江戸時代は男子たるもの
菓子の知識も教養のひとつ

 甘いものが女性と結びつけられるのは、日本に限ったことではない。デボラ・ラプトン著『食べることの社会学』(無藤隆・佐藤恵理子訳、新曜社、1999年)には「チョコレートと砂糖は伝統的に、女性の食べ物としてコード化されてきた」とある。ただ、日本と異なるのは、甘いものに対する“男性的”とされる食べものが西欧では「肉」であることだ。

 日本では表向き肉食が禁止されてきた歴史が影響しているせいか、甘いものの反対の塩辛いもの、さらにその相棒としてのお酒が男性と紐づけられることが多い。

 考えてみれば、甘いものとお酒は共通点が多い。どちらも摂取せずとも生きていける嗜好品であること。リラックス効果があること。さらにコミュニケーションの潤滑油になることだ。

 その点からいうと、江戸時代まで甘いお菓子はお酒と同様、男性にとって重要なコミュニケーションツールだった。

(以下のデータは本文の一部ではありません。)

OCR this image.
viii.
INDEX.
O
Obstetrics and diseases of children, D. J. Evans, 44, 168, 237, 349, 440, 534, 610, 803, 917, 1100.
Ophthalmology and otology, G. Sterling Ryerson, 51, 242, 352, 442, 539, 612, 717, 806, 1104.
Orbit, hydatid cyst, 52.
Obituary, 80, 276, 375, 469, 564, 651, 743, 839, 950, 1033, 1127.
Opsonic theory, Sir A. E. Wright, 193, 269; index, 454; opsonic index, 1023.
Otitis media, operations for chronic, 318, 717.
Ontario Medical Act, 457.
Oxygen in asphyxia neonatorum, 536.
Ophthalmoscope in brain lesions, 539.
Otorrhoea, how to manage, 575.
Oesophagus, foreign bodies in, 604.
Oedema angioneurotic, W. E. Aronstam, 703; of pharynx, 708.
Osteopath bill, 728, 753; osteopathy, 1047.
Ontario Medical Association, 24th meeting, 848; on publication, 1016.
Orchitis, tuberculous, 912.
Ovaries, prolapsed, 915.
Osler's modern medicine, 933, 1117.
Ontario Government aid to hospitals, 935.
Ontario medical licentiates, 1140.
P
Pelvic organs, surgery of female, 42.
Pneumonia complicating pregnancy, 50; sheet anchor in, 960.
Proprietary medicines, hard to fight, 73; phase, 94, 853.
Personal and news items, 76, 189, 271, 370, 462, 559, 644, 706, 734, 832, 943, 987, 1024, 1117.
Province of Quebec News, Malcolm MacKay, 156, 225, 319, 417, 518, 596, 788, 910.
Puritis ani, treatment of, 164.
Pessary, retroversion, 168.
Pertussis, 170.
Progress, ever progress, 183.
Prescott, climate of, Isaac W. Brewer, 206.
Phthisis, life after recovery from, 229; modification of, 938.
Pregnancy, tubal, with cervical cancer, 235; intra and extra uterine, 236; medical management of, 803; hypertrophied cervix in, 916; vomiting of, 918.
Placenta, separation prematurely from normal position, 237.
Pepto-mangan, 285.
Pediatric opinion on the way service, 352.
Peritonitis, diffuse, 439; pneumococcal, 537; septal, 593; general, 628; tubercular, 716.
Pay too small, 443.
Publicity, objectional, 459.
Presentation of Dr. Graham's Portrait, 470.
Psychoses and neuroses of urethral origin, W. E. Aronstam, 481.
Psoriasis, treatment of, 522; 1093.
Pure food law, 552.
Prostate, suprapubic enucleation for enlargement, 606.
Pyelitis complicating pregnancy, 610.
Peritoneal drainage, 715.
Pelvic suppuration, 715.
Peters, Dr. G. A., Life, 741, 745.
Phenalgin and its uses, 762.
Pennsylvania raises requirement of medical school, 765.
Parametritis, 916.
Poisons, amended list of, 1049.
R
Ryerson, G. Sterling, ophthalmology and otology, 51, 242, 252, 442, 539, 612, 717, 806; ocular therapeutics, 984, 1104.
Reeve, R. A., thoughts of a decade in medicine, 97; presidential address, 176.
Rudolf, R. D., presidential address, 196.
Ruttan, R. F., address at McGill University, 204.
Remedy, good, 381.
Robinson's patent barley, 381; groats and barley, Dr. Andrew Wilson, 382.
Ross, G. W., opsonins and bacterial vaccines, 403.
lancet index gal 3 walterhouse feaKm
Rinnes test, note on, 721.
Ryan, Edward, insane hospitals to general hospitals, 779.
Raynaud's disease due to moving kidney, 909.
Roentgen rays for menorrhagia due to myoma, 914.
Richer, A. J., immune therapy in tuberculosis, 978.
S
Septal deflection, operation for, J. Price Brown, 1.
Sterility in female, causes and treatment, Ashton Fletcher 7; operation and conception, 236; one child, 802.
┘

なんせ戦国武将の間で大流行した茶の湯に、菓子はつきものである。

 1693年(元禄6)に刊行された啓蒙書『男重宝記』では「菓子類」の項目があり、約250種類もの和菓子の名前が簡単な説明とともに列挙されている。

苗村丈伯著『増補男重宝記』(吉野屋藤兵衛版、元禄15年版)より、 挿絵つきの菓子類の頁。(国立国会図書館蔵)苗村丈伯著『増補男重宝記』(吉野屋藤兵衛版、元禄15年版)より、 挿絵つきの菓子類の頁。(国立国会図書館蔵) 拡大画像表示

 社交の場でもあった茶席で恥をかかないためには、男子たるもの、菓子の知識も教養の一つとして頭に入れておかねばならなかったのだ。

 また、明治時代までは「嘉祥(嘉定)」という風習が行われていたが、これも菓子を通じたコミュニケーションの一形態と捉えることができる。

 起源は平安時代、仁明天皇が御神託に基づき、6月16日に「16」の数字にちなむ菓子や餅などを神前に供えて疫病退散と健康招福を祈願し、「嘉祥」と改元したことに由来する。その後は武家社会に受け継がれ、江戸時代には幕府が大名や旗本を江戸城に集め、大々的に菓子を配ったほどだった。

 ちなみに、現在では全国和菓子協会によって6月16日は「和菓子の日」に制定されている。

 下級武士にしても、江戸勤番の日々を綴った幕末の和歌山藩士の日記『酒井伴四郎日記』を読むと、江戸に向かう中山道中や、滞在中の江戸でたびたび名物餅を食べている。江戸時代までは少なくとも、男性も気軽に甘いものを楽しんでいたのだ。